Sabe aquelas histórias bem exageradas, que usam lendas urbanas ao pé da letra, onde o surreal é tão presente quanto o real e ainda possuem uma boa dose de humor negro na receita? É isso que você encontrará em A Sereia de Mongaguá.
Publicado agora pela editora Veneta, A Sereia de Mongaguá é realização de Thiago Moraes Martins e Marcos Paulo Marques, que já trabalharam na série animada Fudêncio e seus Amigos, da MTV. A HQ conta uma história que se desenrola através de vários personagens. Dentre eles, uma aspirante a atriz que toma aulas de interpretação com um taxidermista. Este, por sua vez, busca inspiração invadindo a privacidade de seus clientes. Também temos um cineasta em crise que se submete a um tratamento peculiar de hipnose burlesca e, para fechar o “time”, entra em cena um vidente que lê o futuro nas próprias tatuagens – prática categorizada como dermoclarividência.
A narrativa é bem dinâmica e de leitura rápida. Sua estrutura se assemelha muito a um episódio de vinte minutos de algum cartoon – algo esperado pelo currículo dos autores. Essa agilidade ajuda muito no humor, sem perder o leitor por sequer um minuto. Tudo acontece de forma muito veloz, no bom sentido. O timing do humor é muito bem administrado pela diagramação, simples e eficaz, aliada a um traço totalmente cartunesco e expressivo.
O litoral paulista se tornou um cenário mais que acertado. Além de já nos aproximar mais da leitura do que de uma história ambientada na ilha de Manhattan, o teor sensacionalista, a tragédia e o humor negro funcionam muito bem, pois poderíamos receber a notícia do ocorrido em um canal de televisão ou por um jornal da baixada, por exemplo. A esperteza do roteiro vem da simplicidade e boa ligação de causa e consequência. Tudo é bem amarado e sem grandiloquências desnecessárias. O exagero proposto por este tipo de obra não é do estilo arrasa-quarteirão, mas sim de situações surreais acontecendo com pessoas em locais ordinários.
Além do estilo pulp, A Sereia de Mongaguá também é um fruto que nasceu a partir de várias referências da cultura pop. Para o leitor que consome produções artísticas em várias mídias, vai notar toques de séries, filmes, cartoons e até livros. Para quem já leu Ray Bradbury, a associação do dermoclarividente ao conto O Homem Ilustrado (publicado recentemente na coletânea A Cidade Inteira Dorme e Outros Contos) vem de imediato. Não soltarei o spoiler aqui revelando o livro, mas muitos se lembrarão também de Clarice Lispector.

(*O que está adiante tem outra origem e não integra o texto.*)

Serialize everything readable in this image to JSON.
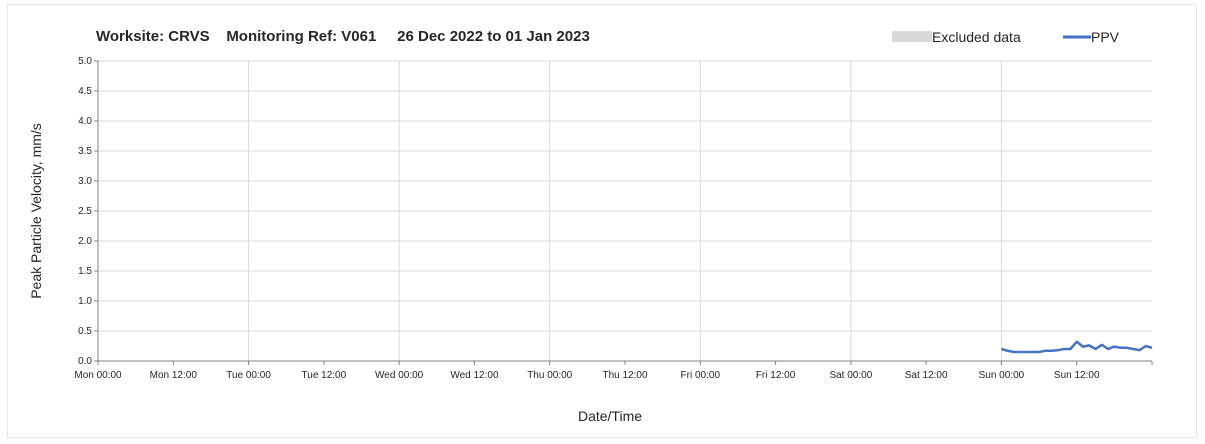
{
  "chart_data": {
    "type": "line",
    "title": "Worksite: CRVS    Monitoring Ref: V061     26 Dec 2022 to 01 Jan 2023",
    "xlabel": "Date/Time",
    "ylabel": "Peak Particle Velocity, mm/s",
    "xlim": [
      "2022-12-26 00:00",
      "2023-01-01 24:00"
    ],
    "ylim": [
      0,
      5
    ],
    "grid": true,
    "legend_position": "top-right",
    "x_ticks": [
      "Mon 00:00",
      "Mon 12:00",
      "Tue 00:00",
      "Tue 12:00",
      "Wed 00:00",
      "Wed 12:00",
      "Thu 00:00",
      "Thu 12:00",
      "Fri 00:00",
      "Fri 12:00",
      "Sat 00:00",
      "Sat 12:00",
      "Sun 00:00",
      "Sun 12:00"
    ],
    "y_ticks": [
      "0.0",
      "0.5",
      "1.0",
      "1.5",
      "2.0",
      "2.5",
      "3.0",
      "3.5",
      "4.0",
      "4.5",
      "5.0"
    ],
    "legend": [
      {
        "label": "Excluded data",
        "color": "#d9d9d9",
        "kind": "box"
      },
      {
        "label": "PPV",
        "color": "#4472c4",
        "kind": "line"
      }
    ],
    "series": [
      {
        "name": "PPV",
        "color": "#4472c4",
        "x": [
          "2023-01-01 00:00",
          "2023-01-01 01:00",
          "2023-01-01 02:00",
          "2023-01-01 03:00",
          "2023-01-01 04:00",
          "2023-01-01 05:00",
          "2023-01-01 06:00",
          "2023-01-01 07:00",
          "2023-01-01 08:00",
          "2023-01-01 09:00",
          "2023-01-01 10:00",
          "2023-01-01 11:00",
          "2023-01-01 12:00",
          "2023-01-01 13:00",
          "2023-01-01 14:00",
          "2023-01-01 15:00",
          "2023-01-01 16:00",
          "2023-01-01 17:00",
          "2023-01-01 18:00",
          "2023-01-01 19:00",
          "2023-01-01 20:00",
          "2023-01-01 21:00",
          "2023-01-01 22:00",
          "2023-01-01 23:00",
          "2023-01-01 24:00"
        ],
        "y": [
          0.2,
          0.17,
          0.15,
          0.15,
          0.15,
          0.15,
          0.15,
          0.17,
          0.17,
          0.18,
          0.2,
          0.2,
          0.32,
          0.24,
          0.26,
          0.2,
          0.27,
          0.2,
          0.24,
          0.22,
          0.22,
          0.2,
          0.18,
          0.25,
          0.22
        ]
      }
    ]
  }
}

Como já ficou evidente, essa é uma obra tragicômica de leitura rápida. Não espere grandes reflexões e nem um estudo aprofundado sobre a linguagem da nona arte. Aqui, o objetivo é ser uma diversão ágil, saindo-se muito bem nesse quesito. Se os autores resolverem fazer vários quadrinhos nesse estilo, com diversas histórias e causos, com certeza valeria conferir.
A Sereia de Mongaguá é uma leitura dinâmica e divertida. Além de conter vários elementos que compõem a cultura pop, o quadrinho é prova de que não precisamos de um cenário estrangeiro para contar boas histórias. Uma pacata cidade no litoral paulista e uma boa ideia já são o suficiente.